Question

A ball is kicked horizontally at 4.6 m/s off of a cliff 13.4 m high. How far from the cliff will it land.

Answer 1

Answer:

7.53 m

Explanation:

We are given:

Initial Horizontal Velocity of the Ball = 4.6 m/s

Initial Vertical Velocity of the Ball = 0 m/s

Height from which ball is kicked = 13.4 m

Time taken by the ball to reach the ground:

The ball has an initial vertical velocity of 0 m/s

it also has a downward acceleration of 10 m/s² due to gravity

Solving for the time taken:

s = ut + 1/2(at²)                 [second equation of motion]

replacing the values

13.4 = (0)(t) + 1/2 (10)(t²)

13.4 = 5t²

t² = 13.4/5                  [dividing both sides by 5]

t² = 2.68

t = 1.637 seconds     [taking the square root of both sides]

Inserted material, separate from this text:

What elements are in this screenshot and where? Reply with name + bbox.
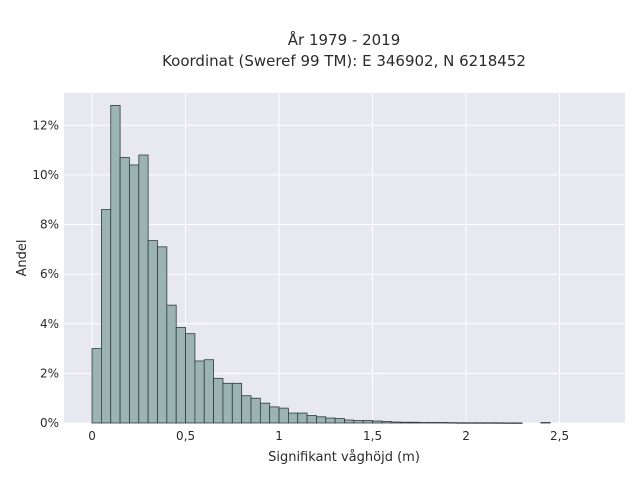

Horizontal distance covered by the ball:

Since there are no horizontal opposing forces on the ball,

the ball will more horizontally at a velocity of 4.6 m/s until it hits the ground

We calculated that the ball will hit the ground in 1.637 seconds

Distance covered:

s = ut + 1/2 (at²)                            [seconds equation of motion]

s = ut                                            [since a = 0m/s² in the horizontal plane]

replacing the values

s = 4.6 * 1.637

s = 7.53 m

Hence, the ball landed 7.53 m from the cliff